Comment Re:People still use GCC? (Score 5, Informative) 91
I'm not the AC, but I'll try to share the knowledge.
I'm a kernel programmer and worked on a Linux based realtime highdef broadcast quality H.264 video encoder that used a hybrid mix of multiple cores and FPGAs, so I'm fairly familiar with at least one use case.
openMP has uses for parallelizing workloads via pragmas in the compiler code. That is, take an app that is designed for a single CPU, add some pragmas and some openMP calls and let the compiler parallelize it. It does this [mostly] by paralleling loops that it finds.
Parallelizing [simple] loops can be done in [at least] two ways:
(1) A single loop can be parallelized across multiple cores
(2) If a function does loop A followed by loop B and loop A and B share no data, they can be done in parallel.
openMP assumes a shared memory architecture (e.g. all cores are on the same motherboard). Contrast this to MPI that can go "off board" [via a network link]. There are hybrid implementations that use both in a complementary fashion.
A good use case for this is weather prediction/simulation which is highly compute intensive but doesn't have realtime requirements. We just want our final answer ASAP, but what the program does moment-to-moment doesn't matter. Another use case is protein folding.

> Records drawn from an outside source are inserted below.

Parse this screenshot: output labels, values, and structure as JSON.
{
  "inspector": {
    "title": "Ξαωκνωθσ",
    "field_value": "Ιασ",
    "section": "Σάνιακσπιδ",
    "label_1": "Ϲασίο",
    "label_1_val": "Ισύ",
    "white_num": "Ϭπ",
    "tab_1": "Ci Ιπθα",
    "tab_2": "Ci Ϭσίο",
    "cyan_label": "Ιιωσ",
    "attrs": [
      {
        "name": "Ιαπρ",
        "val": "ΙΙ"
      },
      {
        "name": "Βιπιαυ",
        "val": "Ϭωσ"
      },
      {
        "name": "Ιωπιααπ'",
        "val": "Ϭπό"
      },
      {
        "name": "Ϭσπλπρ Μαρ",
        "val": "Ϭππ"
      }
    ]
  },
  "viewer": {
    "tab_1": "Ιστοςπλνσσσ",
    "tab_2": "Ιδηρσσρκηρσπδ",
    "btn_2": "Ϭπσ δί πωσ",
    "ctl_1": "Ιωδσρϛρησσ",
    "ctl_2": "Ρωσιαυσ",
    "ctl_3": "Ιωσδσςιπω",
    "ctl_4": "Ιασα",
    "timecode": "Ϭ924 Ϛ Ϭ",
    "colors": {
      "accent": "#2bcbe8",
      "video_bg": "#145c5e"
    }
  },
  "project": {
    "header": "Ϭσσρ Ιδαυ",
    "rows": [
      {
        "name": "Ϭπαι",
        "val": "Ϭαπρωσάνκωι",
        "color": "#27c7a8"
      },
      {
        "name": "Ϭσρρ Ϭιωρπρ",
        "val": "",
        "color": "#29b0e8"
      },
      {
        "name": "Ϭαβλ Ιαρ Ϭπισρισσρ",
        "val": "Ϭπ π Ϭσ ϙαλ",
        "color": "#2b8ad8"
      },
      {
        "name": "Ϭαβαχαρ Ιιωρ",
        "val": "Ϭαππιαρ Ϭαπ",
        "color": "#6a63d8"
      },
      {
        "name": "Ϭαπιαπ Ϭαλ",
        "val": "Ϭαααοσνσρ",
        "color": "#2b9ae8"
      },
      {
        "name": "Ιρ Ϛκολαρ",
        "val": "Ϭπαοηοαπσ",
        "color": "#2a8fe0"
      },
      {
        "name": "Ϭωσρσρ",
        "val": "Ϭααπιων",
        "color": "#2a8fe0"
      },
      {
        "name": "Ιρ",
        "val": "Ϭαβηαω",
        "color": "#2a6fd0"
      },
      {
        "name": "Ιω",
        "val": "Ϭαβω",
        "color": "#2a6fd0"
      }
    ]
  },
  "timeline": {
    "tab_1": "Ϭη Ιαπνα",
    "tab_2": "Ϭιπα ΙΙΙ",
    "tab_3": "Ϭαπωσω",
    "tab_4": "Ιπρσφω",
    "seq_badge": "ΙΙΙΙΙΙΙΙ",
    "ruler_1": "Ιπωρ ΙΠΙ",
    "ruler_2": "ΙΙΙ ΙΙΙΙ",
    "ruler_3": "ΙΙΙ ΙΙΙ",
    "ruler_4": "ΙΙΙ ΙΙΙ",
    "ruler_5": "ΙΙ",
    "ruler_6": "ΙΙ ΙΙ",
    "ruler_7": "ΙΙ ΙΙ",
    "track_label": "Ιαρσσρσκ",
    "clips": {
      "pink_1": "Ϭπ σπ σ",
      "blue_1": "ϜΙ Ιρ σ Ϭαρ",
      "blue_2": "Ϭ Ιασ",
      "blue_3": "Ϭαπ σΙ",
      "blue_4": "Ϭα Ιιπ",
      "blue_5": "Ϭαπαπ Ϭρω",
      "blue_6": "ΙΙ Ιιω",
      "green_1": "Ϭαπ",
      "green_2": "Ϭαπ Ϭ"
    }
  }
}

But, neither openMP nor MPI is well suited to a realtime situation that requires precise control over latency. Also, openMP doesn't support compare-and-swap. And, it's prone to race conditions.
Ideally, designing a given app from the ground up for parallelism is a better choice. If one does that, the fanciness of openMP isn't required. My last implementation of an openMP equivalent [that also incorporated what MPI does] was ~1000 lines of code because the app was pre-split into threads set up in a pipeline. It supported a multi-master, distributed, map/reduce equivalent using worker threads [still within 1000 lines].
Consider the second loop parallelization case. It's easy enough for a programmer to see that loop A and loop B are disjoint and put them in separate threads (e.g. A and B). But, if one is aware of this, the splitup can be done even if loop A and B share some data because one can control the synchronization between threads precisely. Extend this to 40-50 threads that have a more complex dependency graph.
Note that latency means that a given thread A will deliver its results to thread B in a finite/precise/predictable/repeatable amount of time. In video processing, each stage must finish processing within a the allotted for a video frame [usually 1/30th of a second]. With extra buffering, that can be relaxed a bit, but the average must be 1/30th and can't vary too widely (e.g. no frame could take [say] 1/2 second).
Thus, the AC, although snide, is partially right. If I were doing an implementation, I believe the result would be better not using openMP. But, I've got 40+ years doing realtime systems. Not everybody does. Most consumers of openMP [and/or MPI] are usually scientists/researchers who are [no doubt] experts in their field, but they're usually not expert level programmers. And, they usually don't have the restrictions imposed by a realtime system. Notable exceptions: programming for MRI/PET/etc machines.